I managed to pry myself of notifications and new posts, etc, jumped into a plain text editor and just worked thru it.
I like the result! And it's a new experience for me, the chunking up in manageable pieces. I am hoping to grab people glancing at any one of them and being curious. 😛 Like it happened to me!
Soon will probably make it into a blog post, it's real content and can get me started on blogging.
Long due, leave the stories written down, let others experience them.
@design_RG come to think of it, I should probably do the same with some of my threads, and use that opportunity to refine them and work out some kinks.
@anarchiv I think that's an excellent idea. Makes the time we spend on creating content more worthwhile - if you preserve and place it somewhere else, one link away, rather than deep into thousands of posts which an active user will accumulate here, easily.

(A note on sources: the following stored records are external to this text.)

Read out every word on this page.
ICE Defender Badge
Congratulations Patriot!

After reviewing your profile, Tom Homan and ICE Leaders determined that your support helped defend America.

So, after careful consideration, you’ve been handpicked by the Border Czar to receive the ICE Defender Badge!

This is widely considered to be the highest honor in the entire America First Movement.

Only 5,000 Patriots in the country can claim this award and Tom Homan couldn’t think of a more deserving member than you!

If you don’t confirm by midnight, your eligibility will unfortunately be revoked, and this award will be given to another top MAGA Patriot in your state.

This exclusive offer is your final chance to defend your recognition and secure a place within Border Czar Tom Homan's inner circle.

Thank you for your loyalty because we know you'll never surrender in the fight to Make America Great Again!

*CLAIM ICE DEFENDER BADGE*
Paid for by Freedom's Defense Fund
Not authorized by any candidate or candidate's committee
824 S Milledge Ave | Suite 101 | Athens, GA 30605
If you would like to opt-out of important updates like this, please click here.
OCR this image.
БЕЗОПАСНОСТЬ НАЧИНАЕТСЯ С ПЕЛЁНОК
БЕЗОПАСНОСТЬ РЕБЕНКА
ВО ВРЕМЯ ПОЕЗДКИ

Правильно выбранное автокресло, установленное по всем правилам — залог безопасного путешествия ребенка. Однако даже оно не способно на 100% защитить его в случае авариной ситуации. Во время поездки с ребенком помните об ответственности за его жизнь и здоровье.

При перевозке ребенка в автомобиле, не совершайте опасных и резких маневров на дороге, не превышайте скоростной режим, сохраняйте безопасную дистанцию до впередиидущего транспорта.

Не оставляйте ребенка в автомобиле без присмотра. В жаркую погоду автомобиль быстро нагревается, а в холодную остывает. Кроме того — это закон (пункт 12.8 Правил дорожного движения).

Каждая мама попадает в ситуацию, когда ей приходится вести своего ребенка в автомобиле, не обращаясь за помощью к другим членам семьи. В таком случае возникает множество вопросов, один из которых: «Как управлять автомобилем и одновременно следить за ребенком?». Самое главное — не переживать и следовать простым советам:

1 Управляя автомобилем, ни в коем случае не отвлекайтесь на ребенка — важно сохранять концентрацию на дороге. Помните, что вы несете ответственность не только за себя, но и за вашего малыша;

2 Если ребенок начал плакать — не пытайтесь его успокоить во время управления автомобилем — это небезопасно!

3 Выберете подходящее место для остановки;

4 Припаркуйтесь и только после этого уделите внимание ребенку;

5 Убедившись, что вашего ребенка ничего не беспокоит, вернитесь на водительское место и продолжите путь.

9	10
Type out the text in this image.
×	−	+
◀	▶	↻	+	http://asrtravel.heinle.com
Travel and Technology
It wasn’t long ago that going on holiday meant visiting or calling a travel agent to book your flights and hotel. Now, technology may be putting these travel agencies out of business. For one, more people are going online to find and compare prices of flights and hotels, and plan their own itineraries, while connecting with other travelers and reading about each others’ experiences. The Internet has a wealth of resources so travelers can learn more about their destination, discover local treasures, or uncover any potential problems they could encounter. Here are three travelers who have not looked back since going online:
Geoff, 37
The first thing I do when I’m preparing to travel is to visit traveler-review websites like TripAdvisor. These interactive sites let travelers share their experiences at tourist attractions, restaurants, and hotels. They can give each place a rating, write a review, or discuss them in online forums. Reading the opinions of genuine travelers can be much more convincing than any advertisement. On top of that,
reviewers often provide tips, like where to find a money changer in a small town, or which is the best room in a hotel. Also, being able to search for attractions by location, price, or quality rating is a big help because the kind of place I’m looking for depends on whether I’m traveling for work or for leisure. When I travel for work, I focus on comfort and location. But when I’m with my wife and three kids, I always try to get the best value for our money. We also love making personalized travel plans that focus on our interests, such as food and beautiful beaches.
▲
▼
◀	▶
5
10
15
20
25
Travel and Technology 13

Until we have proper bookmarks in Mastodon, it's tough to keep tabs on things. I am lucky that my home instance here is very stable and has a wonderful Full text Search - which digs my own posts back for reference and to help others when needed.
@anarchiv Also -- we gain the chance to edit and add things, links, hash tags (which I completely forgot for this series of posts, sadly).
I posted as quickly as I could, jumping from Editor to browser and pushing Toot with the next post already copied into the Clipboard for pasting.
Was afraid of someone reacting and responding and breaking the flow of the text, happily it did not happen.
Don't mind at all comments after the full text is in, but it's best to keep it flowing without distractions, until complete.
@design_RG, this was great to read. Thanks so much for taking the time out! :)
(I do not, however, know whether or not to thank you for the Wikiwalk you're going to send me on!)